Two equally plausible stories from the same correlation.

Both directions are plausible.

What if both are true at the same time?

Feedback Loops

When X causes Y and Y causes X simultaneously, you get a feedback loop. Small changes amplify over time. Economists call this an equilibrium system. Adjust the parameters below to see how loops behave.

Feedback loops reach equilibrium.

But where should we intervene to shift that equilibrium?

Breaking the Loop

Economists look for "leverage points" where intervention can break feedback and shift equilibrium. The key is finding exogenous variation in one variable that doesn't come from the other.

Breaking feedback requires exogenous variation.

What does this mean for how we evaluate health programs?

Key Insight

These questions help identify when reverse causation or feedback loops threaten your analysis. They won't solve the identification problem, but they reveal where standard methods fail.

Could the outcome cause the exposure?

Before assuming X causes Y, ask whether Y could plausibly cause X. In health economics, this is common: healthier people earn more (health to income) but higher income enables better health (income to health).

What would it take to rule out reverse causation in your study?

What starts the loop?

In feedback systems, initial conditions matter. An external shock that affects only one side of the loop can help identify causal effects. Policy changes and natural experiments provide this.

What exogenous events affected your variables at different times?

Where are the leverage points?

Even in feedback systems, some connections are stronger than others. Understanding loop structure helps identify where intervention yields the biggest equilibrium shift per dollar spent.

Which link in the loop is most amenable to policy intervention?

What's the time structure?

If X takes years to affect Y but Y affects X quickly, careful timing can help. Panel data with enough periods can exploit these lags to identify one direction at a time.

How quickly does each causal path operate?

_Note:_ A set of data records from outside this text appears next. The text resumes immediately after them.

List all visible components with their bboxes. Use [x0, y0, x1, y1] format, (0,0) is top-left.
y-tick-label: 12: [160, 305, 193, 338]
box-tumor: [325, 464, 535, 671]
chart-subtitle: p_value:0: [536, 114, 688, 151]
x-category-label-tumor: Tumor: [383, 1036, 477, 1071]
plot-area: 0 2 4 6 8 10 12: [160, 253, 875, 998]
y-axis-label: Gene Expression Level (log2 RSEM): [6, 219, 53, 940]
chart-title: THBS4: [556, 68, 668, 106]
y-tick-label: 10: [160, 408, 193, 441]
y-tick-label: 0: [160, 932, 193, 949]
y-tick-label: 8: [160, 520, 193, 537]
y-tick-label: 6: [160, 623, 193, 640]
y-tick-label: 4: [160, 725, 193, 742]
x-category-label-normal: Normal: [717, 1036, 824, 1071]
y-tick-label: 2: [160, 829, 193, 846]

Concepts Demonstrated in This Lab

Reverse causation: when the presumed outcome actually causes the presumed exposure
Feedback loops: when two variables mutually cause each other, creating amplification
Equilibrium: the stable state where feedback effects balance out
Leverage points: places where intervention can shift the equilibrium most efficiently
Exogenous variation: changes in one variable that don't come from the feedback loop

Key Takeaway

Correlation between X and Y doesn't tell us whether X causes Y, Y causes X, or both. When variables influence each other in feedback loops, standard regression can't identify causal effects. The solution isn't more controls. It's finding exogenous variation that affects one variable without coming from the feedback system itself. Natural experiments, policy discontinuities, and timing differences provide this. This is what economists mean by "finding an instrument."